For facial work, bundling matters more than people expect — a facial fat transfer quote can rise quickly when combined with facelift work, eyelid surgery, or submental liposuction. For BBL, the quote also reflects whether the surgeon uses real-time ultrasound, how much liposuction is involved, and how much aftercare is built in.
The cheapest fat transfer quote is not automatically the best value — especially in gluteal surgery, where the modern safety gains came from stricter technique, better cannula control, ultrasound use, and more disciplined case selection. Low-cost, high-volume shortcuts are exactly the pattern the safety literature warns about.
What is liposuction fat transfer? A procedure that removes your own fat from one area, processes it, and injects it into another to improve volume and contour. A BBL is one version of this, but breast, facial, hand, temple, and pectoral fat transfer are also established uses.
How much fat survives after transfer? About 40% to 70% is a realistic long-term range for most patients, with the rest absorbed over time. That early loss is why surgeons often overcorrect modestly at surgery and wait 3 to 6 months before judging the final result.
How much does fat transfer cost? Typical real-world ranges are about $8,000 to $18,000 for BBL, $6,000 to $12,000 for breast fat grafting, and $3,500 to $7,000 for facial fat grafting. ASPS's published surgeon-fee ranges are lower because they do not include anesthesia, facility, garments, medications, and other case costs.

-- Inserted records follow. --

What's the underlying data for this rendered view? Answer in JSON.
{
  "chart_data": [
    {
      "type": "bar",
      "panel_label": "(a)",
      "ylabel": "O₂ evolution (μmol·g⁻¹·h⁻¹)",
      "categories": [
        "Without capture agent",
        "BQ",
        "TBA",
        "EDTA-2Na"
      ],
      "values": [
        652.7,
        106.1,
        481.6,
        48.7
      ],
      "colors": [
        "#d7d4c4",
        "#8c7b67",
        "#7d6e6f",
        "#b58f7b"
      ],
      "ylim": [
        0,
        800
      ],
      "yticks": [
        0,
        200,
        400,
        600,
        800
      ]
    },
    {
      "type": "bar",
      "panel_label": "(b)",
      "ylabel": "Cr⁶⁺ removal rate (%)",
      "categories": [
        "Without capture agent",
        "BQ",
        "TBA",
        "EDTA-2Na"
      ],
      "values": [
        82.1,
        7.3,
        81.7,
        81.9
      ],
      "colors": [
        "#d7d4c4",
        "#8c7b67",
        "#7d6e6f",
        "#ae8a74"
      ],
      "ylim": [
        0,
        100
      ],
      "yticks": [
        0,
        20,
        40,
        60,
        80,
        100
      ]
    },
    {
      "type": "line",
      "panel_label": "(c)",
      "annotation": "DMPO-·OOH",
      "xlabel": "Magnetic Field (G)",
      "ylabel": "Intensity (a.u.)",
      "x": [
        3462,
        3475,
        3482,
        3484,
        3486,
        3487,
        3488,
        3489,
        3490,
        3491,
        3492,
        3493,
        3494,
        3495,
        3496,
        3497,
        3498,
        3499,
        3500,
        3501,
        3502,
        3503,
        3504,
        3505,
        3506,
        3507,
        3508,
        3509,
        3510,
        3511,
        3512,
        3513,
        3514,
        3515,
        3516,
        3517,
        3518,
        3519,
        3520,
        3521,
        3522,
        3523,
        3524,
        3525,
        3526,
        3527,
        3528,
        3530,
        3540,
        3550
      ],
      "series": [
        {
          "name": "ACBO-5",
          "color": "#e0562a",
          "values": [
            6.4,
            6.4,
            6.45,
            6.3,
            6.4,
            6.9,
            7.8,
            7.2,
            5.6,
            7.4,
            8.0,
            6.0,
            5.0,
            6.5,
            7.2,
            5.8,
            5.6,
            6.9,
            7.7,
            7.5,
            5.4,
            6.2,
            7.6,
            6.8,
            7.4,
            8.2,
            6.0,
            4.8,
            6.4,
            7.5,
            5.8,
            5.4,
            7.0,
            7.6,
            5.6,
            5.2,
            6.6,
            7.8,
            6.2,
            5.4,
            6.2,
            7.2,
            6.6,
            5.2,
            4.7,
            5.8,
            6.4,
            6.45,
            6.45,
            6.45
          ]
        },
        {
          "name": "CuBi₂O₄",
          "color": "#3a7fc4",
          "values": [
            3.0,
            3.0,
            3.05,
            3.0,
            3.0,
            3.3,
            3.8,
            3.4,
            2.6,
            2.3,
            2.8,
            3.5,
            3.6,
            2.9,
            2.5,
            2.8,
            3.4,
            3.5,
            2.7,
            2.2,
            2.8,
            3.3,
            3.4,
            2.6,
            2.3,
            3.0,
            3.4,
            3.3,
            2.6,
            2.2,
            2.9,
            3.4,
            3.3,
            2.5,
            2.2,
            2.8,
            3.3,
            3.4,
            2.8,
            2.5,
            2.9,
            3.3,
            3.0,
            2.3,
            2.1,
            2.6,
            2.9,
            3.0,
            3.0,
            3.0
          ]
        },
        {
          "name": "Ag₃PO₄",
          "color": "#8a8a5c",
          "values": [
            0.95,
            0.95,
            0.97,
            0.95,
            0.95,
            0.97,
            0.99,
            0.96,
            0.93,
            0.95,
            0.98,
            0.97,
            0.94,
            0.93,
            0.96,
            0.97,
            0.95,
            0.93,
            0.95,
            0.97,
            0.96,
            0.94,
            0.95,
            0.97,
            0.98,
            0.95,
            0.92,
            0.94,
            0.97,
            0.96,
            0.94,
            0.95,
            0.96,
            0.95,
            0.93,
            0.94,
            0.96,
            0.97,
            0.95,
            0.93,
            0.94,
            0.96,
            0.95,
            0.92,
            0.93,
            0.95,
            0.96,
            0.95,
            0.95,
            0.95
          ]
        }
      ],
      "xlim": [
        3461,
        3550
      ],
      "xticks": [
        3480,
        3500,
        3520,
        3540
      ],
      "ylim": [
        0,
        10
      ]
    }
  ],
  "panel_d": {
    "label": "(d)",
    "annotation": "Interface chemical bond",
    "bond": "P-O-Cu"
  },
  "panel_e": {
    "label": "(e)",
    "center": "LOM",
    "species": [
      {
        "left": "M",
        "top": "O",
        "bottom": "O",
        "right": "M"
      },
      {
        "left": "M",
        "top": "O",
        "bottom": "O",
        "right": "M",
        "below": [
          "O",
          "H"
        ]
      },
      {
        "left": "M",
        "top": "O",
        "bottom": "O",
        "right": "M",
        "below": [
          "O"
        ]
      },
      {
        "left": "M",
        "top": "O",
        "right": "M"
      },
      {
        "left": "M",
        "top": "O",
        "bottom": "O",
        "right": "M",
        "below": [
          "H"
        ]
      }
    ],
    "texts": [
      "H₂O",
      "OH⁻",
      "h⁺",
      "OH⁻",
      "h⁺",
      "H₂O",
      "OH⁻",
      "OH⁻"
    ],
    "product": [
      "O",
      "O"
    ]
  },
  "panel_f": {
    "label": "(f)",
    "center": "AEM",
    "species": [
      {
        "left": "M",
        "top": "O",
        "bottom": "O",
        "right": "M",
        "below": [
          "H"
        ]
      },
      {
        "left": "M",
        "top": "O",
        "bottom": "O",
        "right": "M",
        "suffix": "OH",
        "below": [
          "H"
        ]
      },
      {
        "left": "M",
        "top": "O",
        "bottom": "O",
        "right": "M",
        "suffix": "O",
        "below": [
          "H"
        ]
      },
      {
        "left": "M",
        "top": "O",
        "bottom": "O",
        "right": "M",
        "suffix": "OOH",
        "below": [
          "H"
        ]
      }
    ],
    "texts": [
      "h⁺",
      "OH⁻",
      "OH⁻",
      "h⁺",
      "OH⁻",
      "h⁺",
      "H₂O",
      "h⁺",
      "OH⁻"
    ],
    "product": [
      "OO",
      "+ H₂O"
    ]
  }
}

What areas can receive fat transfer? Common recipient sites include the buttocks, breasts, face, temples, hands, and pectoral region. Donor fat usually comes from the abdomen, flanks, or thighs — wherever there is enough subcutaneous fat to harvest safely.
How long do fat transfer results last? The portion that survives and establishes blood supply is long lasting and behaves like your own tissue. The portion that absorbs usually does so during the first 3 to 6 months, and the final result can still change with significant weight gain or loss.
Is fat transfer safer than implants? For breast augmentation, fat transfer avoids implant-specific risks such as rupture, capsular contracture, and BIA-ALCL, but can require repeat sessions and can cause fat necrosis or calcifications. For buttock augmentation, safety depends heavily on technique — modern subcutaneous-only, ultrasound-guided BBL is much safer than older approaches, but not risk-free.
How many lipo sessions do you need for fat transfer? Usually one operative session. A second session becomes more likely when the volume goal is large, the patient is lean, or graft survival ends up lower than hoped.
What is the difference between fat transfer and a BBL? Fat transfer is the umbrella term for moving fat from one body area to another. A BBL is a specific fat transfer procedure in which the recipient area is the buttocks and hips.